Admittedly, I’ve followed this band since the early days of playing small shows in small venues in and around Atlanta. I’ve witnessed them destroy a very small record store in Greenville, SC during the Folie Circulaire era. So for me to say the band exacts a pummeling no matter the size of venue or headcount in attendance is an understatement. In addition they are one of those bands that sound the same on recorded media as they do live. The fact that they’ve stayed true to their initial intent on debut Memento Mori, particularly in this day and age of short attention spans, is an anomaly. They’ve successfully taken death and black metal to new heights with their progressive take on both yet never shied away from the ugly, nasty side of either genre.

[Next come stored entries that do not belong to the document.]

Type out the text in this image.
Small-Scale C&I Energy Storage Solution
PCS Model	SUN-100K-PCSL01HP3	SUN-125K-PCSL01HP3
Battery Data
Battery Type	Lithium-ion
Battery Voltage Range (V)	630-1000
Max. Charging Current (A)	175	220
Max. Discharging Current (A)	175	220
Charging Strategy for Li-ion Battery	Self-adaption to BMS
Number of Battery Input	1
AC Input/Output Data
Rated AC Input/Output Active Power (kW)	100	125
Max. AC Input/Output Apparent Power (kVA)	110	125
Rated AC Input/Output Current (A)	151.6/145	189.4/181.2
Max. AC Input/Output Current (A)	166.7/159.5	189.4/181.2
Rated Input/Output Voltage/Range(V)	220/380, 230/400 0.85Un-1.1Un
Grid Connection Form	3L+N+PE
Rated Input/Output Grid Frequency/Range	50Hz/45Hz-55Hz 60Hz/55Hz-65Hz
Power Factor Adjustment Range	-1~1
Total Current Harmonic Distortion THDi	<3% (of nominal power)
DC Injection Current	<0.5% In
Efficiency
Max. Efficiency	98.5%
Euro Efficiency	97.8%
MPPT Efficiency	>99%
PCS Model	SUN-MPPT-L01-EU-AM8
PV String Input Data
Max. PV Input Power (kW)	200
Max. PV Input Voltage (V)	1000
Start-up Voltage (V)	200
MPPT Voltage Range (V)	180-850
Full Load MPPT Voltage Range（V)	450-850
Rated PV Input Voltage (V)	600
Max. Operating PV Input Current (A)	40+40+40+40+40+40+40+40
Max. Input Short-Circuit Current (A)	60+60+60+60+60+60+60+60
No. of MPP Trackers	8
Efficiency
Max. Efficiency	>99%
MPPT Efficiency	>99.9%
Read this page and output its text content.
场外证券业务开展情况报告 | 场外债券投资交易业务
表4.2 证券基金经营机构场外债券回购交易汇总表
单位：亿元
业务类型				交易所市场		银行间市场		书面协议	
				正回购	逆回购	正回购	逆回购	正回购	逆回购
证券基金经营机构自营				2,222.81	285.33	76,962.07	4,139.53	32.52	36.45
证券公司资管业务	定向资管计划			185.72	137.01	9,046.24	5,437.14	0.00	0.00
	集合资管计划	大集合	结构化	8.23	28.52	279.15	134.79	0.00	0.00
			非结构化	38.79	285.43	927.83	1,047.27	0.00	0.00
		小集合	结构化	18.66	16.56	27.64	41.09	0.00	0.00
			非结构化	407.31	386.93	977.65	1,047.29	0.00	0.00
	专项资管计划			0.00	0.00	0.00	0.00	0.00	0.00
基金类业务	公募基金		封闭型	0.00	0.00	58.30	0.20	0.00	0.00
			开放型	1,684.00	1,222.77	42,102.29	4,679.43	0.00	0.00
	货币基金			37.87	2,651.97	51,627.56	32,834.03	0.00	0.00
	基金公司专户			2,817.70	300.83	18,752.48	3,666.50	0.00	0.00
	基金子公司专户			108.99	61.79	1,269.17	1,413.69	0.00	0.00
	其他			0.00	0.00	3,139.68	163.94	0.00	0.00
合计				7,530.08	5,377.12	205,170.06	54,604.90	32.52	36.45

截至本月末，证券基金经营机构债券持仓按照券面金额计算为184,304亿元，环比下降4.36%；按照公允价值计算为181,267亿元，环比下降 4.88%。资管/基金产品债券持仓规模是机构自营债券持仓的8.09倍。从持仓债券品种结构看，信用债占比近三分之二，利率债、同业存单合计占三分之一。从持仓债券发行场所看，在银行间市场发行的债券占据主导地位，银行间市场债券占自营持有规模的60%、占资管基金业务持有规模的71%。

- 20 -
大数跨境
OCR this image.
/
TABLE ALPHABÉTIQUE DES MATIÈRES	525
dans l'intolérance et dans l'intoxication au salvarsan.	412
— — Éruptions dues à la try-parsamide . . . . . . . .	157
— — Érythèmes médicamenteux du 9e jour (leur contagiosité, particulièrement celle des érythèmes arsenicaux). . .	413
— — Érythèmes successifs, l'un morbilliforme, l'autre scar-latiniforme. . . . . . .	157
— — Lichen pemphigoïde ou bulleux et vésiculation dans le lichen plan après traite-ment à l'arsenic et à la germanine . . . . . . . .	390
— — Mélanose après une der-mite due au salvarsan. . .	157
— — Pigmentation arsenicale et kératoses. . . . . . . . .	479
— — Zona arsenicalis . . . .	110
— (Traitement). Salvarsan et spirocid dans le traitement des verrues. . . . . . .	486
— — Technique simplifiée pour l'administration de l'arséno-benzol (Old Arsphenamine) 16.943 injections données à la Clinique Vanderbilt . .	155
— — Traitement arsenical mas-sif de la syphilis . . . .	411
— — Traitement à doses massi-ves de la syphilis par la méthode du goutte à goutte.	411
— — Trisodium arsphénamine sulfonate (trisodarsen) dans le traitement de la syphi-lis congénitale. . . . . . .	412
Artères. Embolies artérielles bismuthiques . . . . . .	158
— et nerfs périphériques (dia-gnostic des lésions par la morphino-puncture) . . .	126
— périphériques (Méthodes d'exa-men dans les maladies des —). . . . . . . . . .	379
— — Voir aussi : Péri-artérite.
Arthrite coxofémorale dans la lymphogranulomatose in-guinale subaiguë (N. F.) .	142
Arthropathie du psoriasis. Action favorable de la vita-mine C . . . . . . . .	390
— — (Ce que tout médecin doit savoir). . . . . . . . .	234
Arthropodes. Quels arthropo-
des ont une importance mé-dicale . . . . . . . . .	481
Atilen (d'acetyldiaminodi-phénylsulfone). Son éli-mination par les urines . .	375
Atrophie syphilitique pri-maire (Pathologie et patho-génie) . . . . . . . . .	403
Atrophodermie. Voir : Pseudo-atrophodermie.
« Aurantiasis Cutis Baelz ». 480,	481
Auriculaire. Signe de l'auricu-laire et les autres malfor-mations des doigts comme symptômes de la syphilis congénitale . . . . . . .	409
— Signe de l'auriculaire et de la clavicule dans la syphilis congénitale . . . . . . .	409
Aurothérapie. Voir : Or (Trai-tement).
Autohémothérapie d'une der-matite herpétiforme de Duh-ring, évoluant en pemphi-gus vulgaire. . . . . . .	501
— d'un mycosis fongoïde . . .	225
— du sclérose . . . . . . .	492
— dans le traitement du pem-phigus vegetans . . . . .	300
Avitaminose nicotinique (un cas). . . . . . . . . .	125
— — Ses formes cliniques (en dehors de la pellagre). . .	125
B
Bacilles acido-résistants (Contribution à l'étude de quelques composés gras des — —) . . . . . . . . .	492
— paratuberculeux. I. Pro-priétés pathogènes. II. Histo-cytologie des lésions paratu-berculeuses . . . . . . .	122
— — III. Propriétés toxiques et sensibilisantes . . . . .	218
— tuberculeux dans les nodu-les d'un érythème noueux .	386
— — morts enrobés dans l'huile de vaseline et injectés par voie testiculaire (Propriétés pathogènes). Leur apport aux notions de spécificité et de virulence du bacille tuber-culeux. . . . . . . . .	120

Lineup changes be damned as they now have Ethan McCarthy (Primitive Man) and Colin Marston (Gorguts, Krallice) amongst their ranks. You may be thinking ‘supergroup’ and technically you’d be right but the band’s sound hasn’t changed to fit either. Rather, it’s gotten better and intrinsically more dangerous, but is still unmistakably Withered. “Withdraw” has that helpless, drowning feel of Primitive Man but with all the dramatic time shifts and double kick percussion interwoven within, so it still sounds like one of the more earthy tracks from Dualitis. Much the same can be said for “Feeble Gasp” with the exception of the dissonant patterns that wouldn’t be out of place on a Krallice album. Opener “Leather Rind” is one of the more forward thinking tracks offered with Mike Thompson’s serpentine take on black metal riffs being at the forefront.
If anything, the band comes across more sophisticated than ever before. But also more emotional, at least in the lyrical delivery. Taken at face value it would seem they are grittier than ever before, focusing on real life struggles this time out. In the desparity driven album closer “To Glimpse Godliness” the band slugs through lines such as ‘the relief of despair overwhelms’ and its hard not to feel the weight of burden and sadness. But fear not if you’re looking for old school Withered as “Husk” has you covered with an impenetrable wall of charred death metal.
On Grief Relic, Withered return with an exceptional statement of progressive songwriting and fantastic downtrodden themes that combine for possibly their best work to date. Only time will tell if this one outshines and outlasts Dualitis but one thing is for sure, Withered are still the same feral beast they’ve always been. Hopefully we won’t have to wait 6 years for the next release. But if we do, this album will more than tide us over until then.